A couple of weeks ago Mad Money host Jim Cramer made the above declaration regarding contrarian investing. He went on to say, “I think it’s wrong. I think it doesn’t matter… I think it’s really a treacherous way to invest.”
I was a little baffled when I saw excerpt. Then I saw the editorial written by Producer Drew Sandholm where he gave the following definition of a “contrarian investor:”
“In the investment world, a contrarian is someone who takes a position that differs from the majority. If a particular sector is ‘hated’ by most investors, a contrarian might want to buy in. After all, if few investors like the sector, a contrarian thinks there are few people left to sell, making it immune to big declines.”
Sandholm went on to write that Cramer feels the strategy to be “too hazardous” to recommend. It infers that contrarian investing is based purely on sentiment and that investors should be using fundamentals and research to decide which companies to invest in.
However, here at Investment U, we don’t feel these two things are mutually exclusive. You can still look for solid fundamentals in regions and sectors that were abandoned by “the herd.”
For instance, Alexander Green recently wrote about finding fundamentally sound companies in the beaten-down natural gas sector.
Contrarian Investing is Based on Fundamentals
Contrarians aren’t rebellious teens, rejecting their parents’ way of investing. What the piece misses is that contrarian investing is based on fundamentals. Many times popular investment sentiment is not. Do we need to remind you of the dot com and housing bubbles?
Investment U defines a contrarian investor as someone who believes in independent wealth building and profits rather than the actions of the herd. The key isn’t to go against the grain for the sake of being different, but to find opportunities based on solid fundamentals that are ignored or shunned by everyone else. And if this is done successfully, then you get in on the ground floor and watch profits rise as the rest of the investment world gets a clue.
In Cramer’s defense, I believe he’s specifically speaking about those investors who are looking at whether a sector is under or overweighted compared to the S&P 500 in an attempt to time the market. But that definition doesn’t cover the whole contrarian movement.
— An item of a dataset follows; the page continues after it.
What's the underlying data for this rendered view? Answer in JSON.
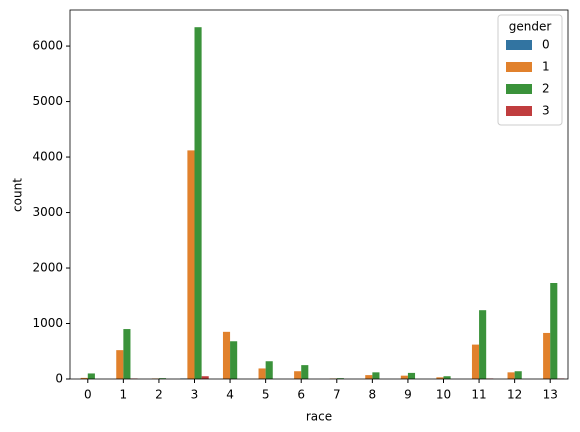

The Vast Spectrum of Contrarian Investing
I don’t think anyone out there would call Jim Rogers, George Soros, or Warren Buffett contrarian day traders. However, the contrarian part of that statement is true.
- Jim Rogers loves buying undervalued assets. What he saw in gold and silver over a decade ago, he currently sees in the agricultural sector. Agriculture prices are – on a historical basis – extremely depressed and this is where he sees his next opportunity.
- On September 16, 1992, Black Wednesday, Soros’ fund sold short more than $10 billion in pounds, profiting from the U.K. government’s reluctance to either raise its interest rates to levels comparable to those of other European Exchange Rate Mechanism countries or to float its currency.
- Warren Buffett is famously “greedy when others are fearful and fearful when others are greedy.” He focuses on the quality of the business rather than the short-term or near-future share price or market moves. He takes a long-term, large scale, business value-based investment approach that concentrates on good fundamentals and intrinsic business value, rather than the share price. His recent bets on housing are a good example of his contrarian prowess.
So, I do agree with Cramer that investors should avoid investing simply on sentiment. But that’s not our brand of contrarian investing anyways. We look for fundamentally strong businesses in areas where many investors essentially threw the baby out with the bathwater.